Portales Public Library
“Come a Little Closer” by Dorothy Garlock
The year is 1946, World War II has ended and everyone is pursuing peacetime's bright promise with fresh energy and hope. Christina Tucker, newly arrived in a small Wisconsin town, now dares to chase her long-cherished aspirations: to put her war-time nursing skills to use and reconnect with country life. Her determination is soon tested and memories best left buried are disturbed while trying to help a veteran recover and she has no choice but to turn to her patient's seemingly irresponsible brother, Tyler Sutter. Tyler can't believe this nurse can heal his family, but as Christina begins to understand Tyler's own fears, the two grow close and even closer as a terrible secret sparks one man's violent, vengeful spree. With both the innocent and guilty alike in harm's way, Christina and Tyler must face all their fears or never live to see the future.
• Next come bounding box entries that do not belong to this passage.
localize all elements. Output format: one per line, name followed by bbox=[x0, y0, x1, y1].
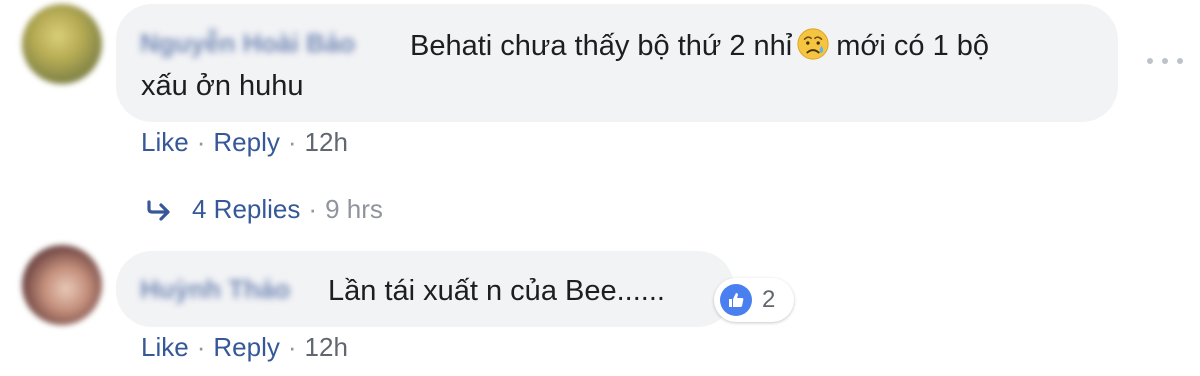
separator: · bbox=[308, 194, 318, 224]
comment-author-name[interactable]: Nguyễn Hoài Bảo bbox=[140, 28, 355, 59]
reply-link[interactable]: Reply bbox=[213, 127, 279, 157]
more-options-icon[interactable] bbox=[1147, 55, 1183, 67]
like-link[interactable]: Like bbox=[141, 127, 189, 157]
comment-text-line2: xấu ởn huhu bbox=[141, 70, 304, 102]
comment-text-line1: Behati chưa thấy bộ thứ 2 nhỉ mới có 1 b… bbox=[410, 24, 989, 68]
comment-text: Lần tái xuất n của Bee...... bbox=[328, 275, 665, 307]
timestamp[interactable]: 12h bbox=[305, 127, 348, 157]
comment-author-name[interactable]: Huỳnh Thảo bbox=[140, 274, 290, 305]
view-replies-link[interactable]: 4 Replies · 9 hrs bbox=[146, 194, 383, 225]
reply-link[interactable]: Reply bbox=[213, 332, 279, 362]
timestamp[interactable]: 12h bbox=[305, 332, 348, 362]
separator: · bbox=[196, 127, 206, 157]
reaction-count: 2 bbox=[762, 286, 776, 313]
replies-timestamp: 9 hrs bbox=[325, 194, 383, 224]
avatar[interactable] bbox=[22, 4, 102, 84]
separator: · bbox=[287, 127, 297, 157]
reply-arrow-icon bbox=[147, 199, 170, 221]
replies-count-label[interactable]: 4 Replies bbox=[192, 194, 300, 225]
comment-thread: Nguyễn Hoài Bảo Behati chưa thấy bộ thứ … bbox=[0, 0, 1200, 376]
separator: · bbox=[287, 332, 297, 362]
like-icon bbox=[720, 284, 752, 316]
avatar[interactable] bbox=[22, 245, 102, 325]
comment-actions: Like · Reply · 12h bbox=[141, 127, 348, 158]
crying-face-emoji-icon bbox=[797, 28, 829, 60]
reaction-summary[interactable]: 2 bbox=[714, 278, 794, 322]
comment-text-part: Behati chưa thấy bộ thứ 2 nhỉ bbox=[410, 30, 793, 62]
comment-actions: Like · Reply · 12h bbox=[141, 332, 348, 363]
like-link[interactable]: Like bbox=[141, 332, 189, 362]
comment-text-part: mới có 1 bộ bbox=[836, 30, 990, 62]
separator: · bbox=[196, 332, 206, 362]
“WinterTown” by Stephen Emond
Straitlaced, Ivy League-bound Evan looks forward to a visit from Lucy, his childhood best friend who moved away after her parents' divorce, every winter. When Lucy arrives this year, she's changed. The former “girl next door” now has a nose stud, choppy black hair, and a scowl. Van knows that somewhere beneath the Goth exterior, Old Lucy still exists, and he's determined to find her even if it means pissing her off. Does growing up mean having to grow apart, or can opposites attract? This funny and honest novel by Stephen Emond is a unique combination of comic strips, text, and art and is perfect for the inner outcast and lovelorn nerd in all of us.
“Breadcrumbs” by Anne Ursu
Hazel and Jack had been best friends since they were six, spending all their time together dreaming of Hogwarts and Oz, baseball, and superheroes. It was weird for a boy and a girl to be best friends now that they were 11, but they couldn't help it-Jack and Hazel fit, in a way you only read about in books and they didn't fit anywhere else. When one day Jack suddenly stops talking to Hazel she knows something is wrong other than friends growing apart and she is right. As it turns out, Jack's heart had been frozen and was taken into the woods by a woman dressed in white to live in a palace made of ice. It's now up to Hazel to venture into the woods after him. Breadcrumbs is inspired by the Hans Christian Andersen story The Snow Queen and is a remarkable adventure filled with fantasy and a heartbreaking meditation on how growing up is as much a choice as it is something that happens to us.